If a call fails before results can be written to the cache or returned, all received responses will still be in the request cache, but those will be deleted after a day.

Handling Big Data¶

The receptiviti.request function will handle splitting texts into bundles, so the limit on how many texts you can process at once will come down to your system's amount of random access memory (RAM). Several thousands of texts should be fine, but getting into millions of texts, you may not be able to have all of the results loaded at once. To get around this, you can fully process subsets of your texts.
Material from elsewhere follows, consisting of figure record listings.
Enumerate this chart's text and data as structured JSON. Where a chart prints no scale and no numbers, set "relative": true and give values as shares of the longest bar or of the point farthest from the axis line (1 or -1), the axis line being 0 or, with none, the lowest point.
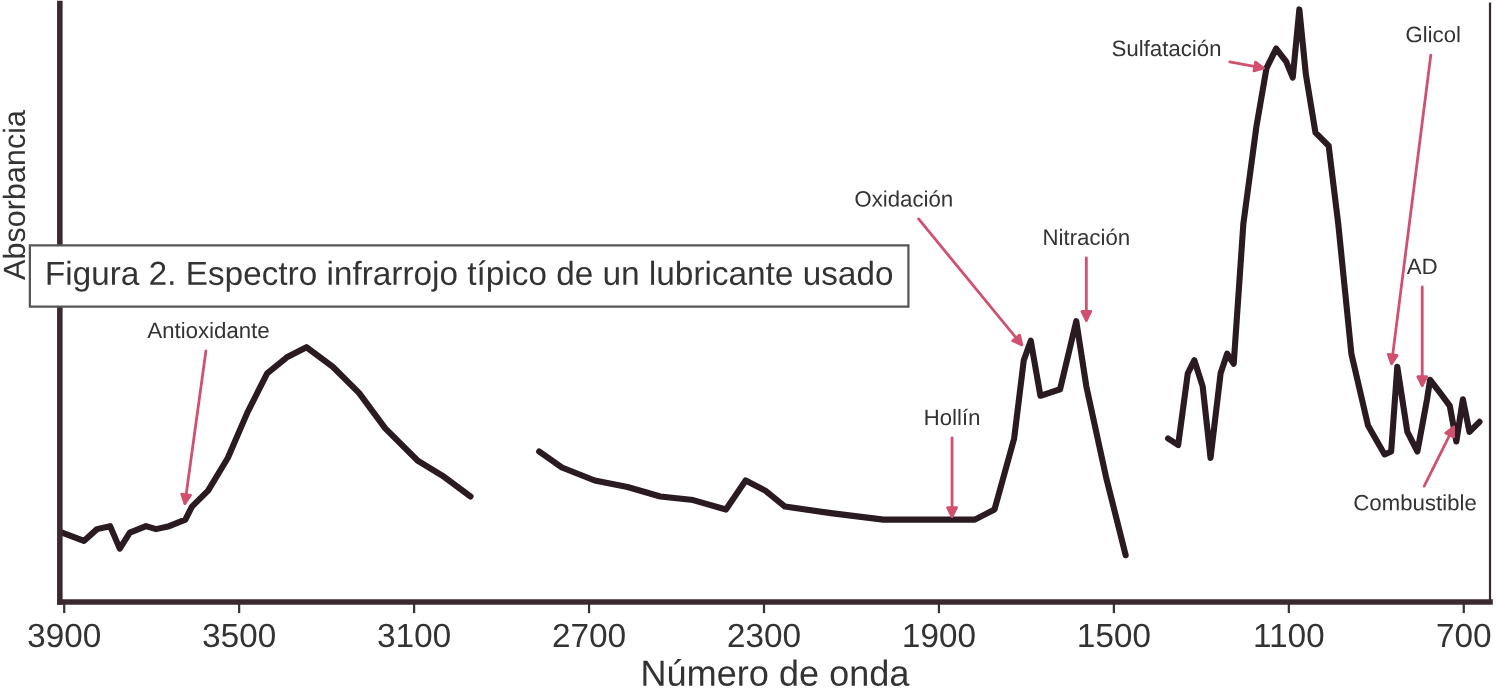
{
  "chart_data": {
    "type": "line",
    "title": "Figura 2. Espectro infrarrojo típico de un lubricante usado",
    "xlabel": "Número de onda",
    "ylabel": "Absorbancia",
    "relative": true,
    "xlim": [
      3910,
      640
    ],
    "xticks": [
      3900,
      3500,
      3100,
      2700,
      2300,
      1900,
      1500,
      1100,
      700
    ],
    "grid": false,
    "marker": "none",
    "line_style": "solid",
    "series": [
      {
        "color": "#2a1a22",
        "x": [
          3905,
          3855,
          3825,
          3795,
          3773,
          3750,
          3713,
          3690,
          3660,
          3623,
          3608,
          3571,
          3526,
          3481,
          3436,
          3391,
          3346,
          3286,
          3226,
          3166,
          3091,
          3031,
          2971,
          2890,
          2814,
          2762,
          2687,
          2612,
          2537,
          2462,
          2387,
          2342,
          2297,
          2252,
          2147,
          2027,
          1893,
          1818,
          1773,
          1728,
          1706,
          1690,
          1668,
          1623,
          1586,
          1563,
          1518,
          1473,
          1420,
          1376,
          1353,
          1331,
          1316,
          1297,
          1279,
          1256,
          1241,
          1226,
          1204,
          1174,
          1151,
          1129,
          1106,
          1091,
          1076,
          1061,
          1039,
          1009,
          987,
          957,
          919,
          881,
          866,
          852,
          829,
          806,
          784,
          777,
          754,
          732,
          717,
          702,
          687,
          664
        ],
        "values": [
          0.117,
          0.103,
          0.123,
          0.128,
          0.09,
          0.117,
          0.128,
          0.123,
          0.128,
          0.139,
          0.161,
          0.188,
          0.243,
          0.32,
          0.386,
          0.413,
          0.43,
          0.397,
          0.353,
          0.293,
          0.238,
          0.211,
          0.178,
          null,
          0.254,
          0.227,
          0.205,
          0.194,
          0.178,
          0.172,
          0.156,
          0.205,
          0.188,
          0.161,
          0.15,
          0.139,
          0.139,
          0.139,
          0.156,
          0.276,
          0.408,
          0.441,
          0.348,
          0.359,
          0.474,
          0.364,
          0.211,
          0.079,
          null,
          0.276,
          0.265,
          0.386,
          0.408,
          0.364,
          0.243,
          0.386,
          0.419,
          0.402,
          0.638,
          0.803,
          0.901,
          0.934,
          0.912,
          0.885,
          1.0,
          0.89,
          0.792,
          0.77,
          0.638,
          0.419,
          0.298,
          0.249,
          0.254,
          0.397,
          0.287,
          0.254,
          0.342,
          0.375,
          0.353,
          0.331,
          0.271,
          0.342,
          0.287,
          0.304
        ]
      }
    ],
    "annotations": [
      {
        "text": "Antioxidante",
        "x": 3625,
        "y": 0.161
      },
      {
        "text": "Oxidación",
        "x": 1706,
        "y": 0.43
      },
      {
        "text": "Nitración",
        "x": 1563,
        "y": 0.47
      },
      {
        "text": "Hollín",
        "x": 1870,
        "y": 0.139
      },
      {
        "text": "Sulfatación",
        "x": 1151,
        "y": 0.9
      },
      {
        "text": "Glicol",
        "x": 866,
        "y": 0.397
      },
      {
        "text": "AD",
        "x": 795,
        "y": 0.36
      },
      {
        "text": "Combustible",
        "x": 720,
        "y": 0.3
      }
    ]
  }
}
A benefit of processing more texts at once is that requests can be parallelized, but this is more RAM intensive, and the primary cache is updated less frequently (as it is updated only at the end of a complete run).

You could also parallelize your own batches, but be sure to set cores to 1 (to disable the function's parallelization) and do not enable the primary cache (to avoid attempting to read from the cache while it is being written to by another instance).

Not using the primary cache is also more efficient, but you may want to ensure you are not sending duplicate texts between calls. The function handles duplicate texts within calls (only ever sending unique texts), but depends on the cache to avoid sending duplicates between calls.